Indiana Jones a Santander

Indiana Jones a Santander

Sarà che ci sono 21 gradi, sarà che sogno le onde, una valigia quasi invisibile e una montagna di costumi interi, ma oggi mi sono persa a ravanare nelle foto dell’anno scorso di Santander, o meglio delle mie due ore a Santander.
Devo dire che sulla carta è la città che mi si cuce addosso alla perfezione: ci sono vecchietti in ogni dove, cose antiche, scritte, localini bellini, e c’è il mare.
Sulle due ore del mio mini tour nella city, ne ho passata una dentro una libreria, o meglio, dentro una bottega piena zeppa di carte, libri pregiati, mappe, prontuari ammassati in pile assolutamente irregolari, riviste sparpagliate in ceste di vimini, e amore, tanto amore.
C’era proprio una nebulosa d’amore puro, incosciente, totalmente irrazionale, in quella botteghina lì, una specie di condensa che quando varchi quella soglia ti tappa le orecchie dai rumori “moderni”, gli occhi dal brutto, e t’apre il naso per farti godere, tramite l’olfatto, di racconti, storie, romanzi, gialli, frasi, solo passando le dita da un tomo all’altro.
“Ma com’è possibile?”, pensai.
“Ma che me ne frega – mi risposi dopo – lo è, ed è meraviglioso”.
Nelle librerie ordinate, bianche, come vanno di moda adesso, asettiche, pulite, senza un briciolo di polvere, non è proprio così, ti ci vuole un po’ prima di calarti nella parte di lettore-scopritore, ovvero quello che non si ferma a sbattere cornee e pupille sui primi libri spiattellati sul banchetto appena entri: papa Francesco, Fabio Volo e Niccolò Ammaniti. Ma perché le atmosfere impersonali tentano di rendere impersonale anche te in un certo senso (per questo casa mia sarà sempre disordinatamente ordinata).
Invece lì mi sentì Indiana Jones, un’avventuriera con la fune a penzoloni dallo zaino e il viso sporco di cenere, pronta a pescare il tomo dalla copertina o il titolo più a mio avviso belli, per potere poi aprirlo e bum, finire o in un’aula di medicina, o in una Lancia Aurelia B24 Spider con una cartina (non un navigatore, non un Tom Tom, non Google Maps) in mano in direzione della Francia.
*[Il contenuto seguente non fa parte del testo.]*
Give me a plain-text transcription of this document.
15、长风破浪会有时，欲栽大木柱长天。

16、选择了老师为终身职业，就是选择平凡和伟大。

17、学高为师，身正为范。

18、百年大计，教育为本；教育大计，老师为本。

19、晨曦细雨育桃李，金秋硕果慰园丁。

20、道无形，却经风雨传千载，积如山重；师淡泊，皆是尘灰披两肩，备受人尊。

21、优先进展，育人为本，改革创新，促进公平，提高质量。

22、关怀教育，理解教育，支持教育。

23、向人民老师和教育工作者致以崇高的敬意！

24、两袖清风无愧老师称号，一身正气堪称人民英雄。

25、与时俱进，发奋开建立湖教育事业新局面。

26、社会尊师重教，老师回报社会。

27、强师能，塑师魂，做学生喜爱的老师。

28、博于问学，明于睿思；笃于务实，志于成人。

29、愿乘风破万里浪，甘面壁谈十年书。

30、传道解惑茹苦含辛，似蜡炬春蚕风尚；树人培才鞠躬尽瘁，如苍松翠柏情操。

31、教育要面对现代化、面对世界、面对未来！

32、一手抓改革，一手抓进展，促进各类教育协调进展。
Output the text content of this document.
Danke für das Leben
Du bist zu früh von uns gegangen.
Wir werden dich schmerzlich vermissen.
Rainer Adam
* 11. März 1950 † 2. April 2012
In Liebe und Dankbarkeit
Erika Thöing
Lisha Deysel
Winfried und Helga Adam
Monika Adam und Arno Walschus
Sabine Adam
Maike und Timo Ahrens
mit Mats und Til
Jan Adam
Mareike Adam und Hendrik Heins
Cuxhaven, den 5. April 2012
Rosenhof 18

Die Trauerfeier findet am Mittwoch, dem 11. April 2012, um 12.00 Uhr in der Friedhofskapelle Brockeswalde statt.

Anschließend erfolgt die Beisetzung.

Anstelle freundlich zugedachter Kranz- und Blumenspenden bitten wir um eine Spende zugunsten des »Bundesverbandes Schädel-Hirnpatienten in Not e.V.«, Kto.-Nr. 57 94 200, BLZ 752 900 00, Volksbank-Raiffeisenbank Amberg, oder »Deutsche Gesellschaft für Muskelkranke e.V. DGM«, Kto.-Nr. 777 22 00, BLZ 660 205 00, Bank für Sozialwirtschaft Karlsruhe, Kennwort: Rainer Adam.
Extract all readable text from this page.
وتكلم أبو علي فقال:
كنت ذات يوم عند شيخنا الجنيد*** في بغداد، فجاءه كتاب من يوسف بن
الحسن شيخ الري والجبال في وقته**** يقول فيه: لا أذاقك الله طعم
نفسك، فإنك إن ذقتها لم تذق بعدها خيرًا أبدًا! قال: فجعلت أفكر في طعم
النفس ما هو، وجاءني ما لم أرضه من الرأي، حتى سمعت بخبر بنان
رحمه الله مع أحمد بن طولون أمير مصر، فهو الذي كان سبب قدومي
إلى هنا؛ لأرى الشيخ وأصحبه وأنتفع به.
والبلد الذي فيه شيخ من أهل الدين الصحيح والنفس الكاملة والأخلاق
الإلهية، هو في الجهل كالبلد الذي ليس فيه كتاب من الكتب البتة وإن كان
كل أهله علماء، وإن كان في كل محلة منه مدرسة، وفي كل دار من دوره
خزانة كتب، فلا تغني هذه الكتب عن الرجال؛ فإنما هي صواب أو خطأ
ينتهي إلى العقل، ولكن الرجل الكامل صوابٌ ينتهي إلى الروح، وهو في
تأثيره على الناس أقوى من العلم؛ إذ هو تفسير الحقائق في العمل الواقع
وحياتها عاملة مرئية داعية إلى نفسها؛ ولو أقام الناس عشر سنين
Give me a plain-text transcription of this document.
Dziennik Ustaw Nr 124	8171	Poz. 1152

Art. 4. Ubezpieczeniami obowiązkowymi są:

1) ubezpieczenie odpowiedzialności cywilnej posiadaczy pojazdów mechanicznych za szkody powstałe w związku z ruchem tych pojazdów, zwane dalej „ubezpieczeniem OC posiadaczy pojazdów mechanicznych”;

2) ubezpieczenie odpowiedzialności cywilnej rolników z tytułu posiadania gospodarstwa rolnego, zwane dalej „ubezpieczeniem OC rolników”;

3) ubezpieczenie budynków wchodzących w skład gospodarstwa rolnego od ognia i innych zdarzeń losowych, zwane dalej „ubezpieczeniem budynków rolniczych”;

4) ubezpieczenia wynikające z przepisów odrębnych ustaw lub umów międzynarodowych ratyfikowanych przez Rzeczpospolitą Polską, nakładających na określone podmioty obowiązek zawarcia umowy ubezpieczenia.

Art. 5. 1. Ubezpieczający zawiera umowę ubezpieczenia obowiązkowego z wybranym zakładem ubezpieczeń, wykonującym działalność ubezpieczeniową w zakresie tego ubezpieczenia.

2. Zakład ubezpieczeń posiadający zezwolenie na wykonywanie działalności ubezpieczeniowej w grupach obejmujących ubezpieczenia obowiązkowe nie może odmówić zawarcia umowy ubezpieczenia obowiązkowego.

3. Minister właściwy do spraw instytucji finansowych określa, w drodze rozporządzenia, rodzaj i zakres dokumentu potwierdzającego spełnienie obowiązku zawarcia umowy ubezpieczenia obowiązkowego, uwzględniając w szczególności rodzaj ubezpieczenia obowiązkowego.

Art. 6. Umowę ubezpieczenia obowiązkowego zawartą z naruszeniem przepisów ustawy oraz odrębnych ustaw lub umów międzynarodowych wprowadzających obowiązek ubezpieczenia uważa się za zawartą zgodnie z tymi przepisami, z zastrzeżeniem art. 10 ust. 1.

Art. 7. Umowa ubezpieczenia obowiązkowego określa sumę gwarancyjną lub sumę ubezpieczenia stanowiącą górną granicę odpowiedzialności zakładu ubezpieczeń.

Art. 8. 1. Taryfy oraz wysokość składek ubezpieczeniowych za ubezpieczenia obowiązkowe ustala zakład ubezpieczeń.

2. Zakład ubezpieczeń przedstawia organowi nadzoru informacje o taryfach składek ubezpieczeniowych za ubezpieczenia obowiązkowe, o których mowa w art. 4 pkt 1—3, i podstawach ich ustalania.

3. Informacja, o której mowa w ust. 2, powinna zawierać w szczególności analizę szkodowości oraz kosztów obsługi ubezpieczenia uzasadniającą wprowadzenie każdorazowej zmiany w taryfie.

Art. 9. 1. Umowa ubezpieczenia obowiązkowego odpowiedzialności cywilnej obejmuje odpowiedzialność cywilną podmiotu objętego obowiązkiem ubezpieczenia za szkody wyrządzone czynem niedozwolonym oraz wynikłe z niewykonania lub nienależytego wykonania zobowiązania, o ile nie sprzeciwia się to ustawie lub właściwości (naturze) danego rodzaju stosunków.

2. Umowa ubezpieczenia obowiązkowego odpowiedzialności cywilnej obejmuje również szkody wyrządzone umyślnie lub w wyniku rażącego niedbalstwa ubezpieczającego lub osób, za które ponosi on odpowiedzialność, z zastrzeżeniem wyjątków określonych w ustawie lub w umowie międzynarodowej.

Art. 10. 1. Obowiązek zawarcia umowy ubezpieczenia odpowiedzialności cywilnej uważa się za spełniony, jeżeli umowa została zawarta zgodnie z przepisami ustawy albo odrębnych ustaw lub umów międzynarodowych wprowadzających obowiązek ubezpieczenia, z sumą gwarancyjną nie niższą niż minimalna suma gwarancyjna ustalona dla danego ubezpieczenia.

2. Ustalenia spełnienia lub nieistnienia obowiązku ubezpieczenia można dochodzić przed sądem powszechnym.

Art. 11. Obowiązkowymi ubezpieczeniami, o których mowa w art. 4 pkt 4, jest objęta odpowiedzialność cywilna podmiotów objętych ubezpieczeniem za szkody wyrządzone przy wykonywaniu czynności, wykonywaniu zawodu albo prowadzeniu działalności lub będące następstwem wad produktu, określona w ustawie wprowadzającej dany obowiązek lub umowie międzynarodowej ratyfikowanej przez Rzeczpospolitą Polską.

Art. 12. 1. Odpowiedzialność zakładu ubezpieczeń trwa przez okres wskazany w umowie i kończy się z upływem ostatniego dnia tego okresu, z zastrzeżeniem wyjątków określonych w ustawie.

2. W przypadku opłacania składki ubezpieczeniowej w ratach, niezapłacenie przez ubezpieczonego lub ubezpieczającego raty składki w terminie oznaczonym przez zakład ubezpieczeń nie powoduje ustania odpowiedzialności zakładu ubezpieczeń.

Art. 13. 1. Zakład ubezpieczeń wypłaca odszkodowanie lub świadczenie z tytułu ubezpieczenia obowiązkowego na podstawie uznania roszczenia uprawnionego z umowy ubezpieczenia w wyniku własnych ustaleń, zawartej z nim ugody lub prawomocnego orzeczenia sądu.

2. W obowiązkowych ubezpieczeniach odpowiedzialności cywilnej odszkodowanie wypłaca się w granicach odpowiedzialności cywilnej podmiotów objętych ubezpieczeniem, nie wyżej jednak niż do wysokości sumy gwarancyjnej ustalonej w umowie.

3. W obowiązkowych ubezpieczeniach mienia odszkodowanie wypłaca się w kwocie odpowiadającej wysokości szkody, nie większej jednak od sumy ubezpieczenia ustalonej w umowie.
Anche il proprietario della libreria somigliava un po’ ad Indiana Jones, un appassionato scopritore pronto a sporcarsi le mani, per poi lavarsele però con l’acqua di rosa. Un dandy naïf, che di comunicare in inglese, francese, tedesco non ci pensava nemmeno, perché lui era spagnolo e basta.
Mi ascoltò come imbambolato non capendo mezza parola, come se le mie parole fossero un mezzo per entrare in un mondo parallelo, sino a quando capì che dopo avergli fatto una foto, l’avrei piazzato sul mio blog. Lì afferrò la sua agenda e mi fece scrivere il mio indirizzo. Dandy mica per niente, lui.

Il “bello” è che non riesco proprio a ricordarmi il nome della libreria, e nemmeno la via, ho perfino “chiesto” a Google, ma niente. Significa solo una cosa: dovrò perdermi ancora per Santander, scovare quel fantastico micro mondo di carta, e stavolta imbastirgli due discorsetti in spagnolo, che sto piano piano imparando grazie alla serie “Pablo Escobar, El Patron del Mal”. Magari non gli piacerà, dato che credo immaginarsi cosa gli stessi dicendo quel giorno fu per lui una sorta di ipnosi attiva.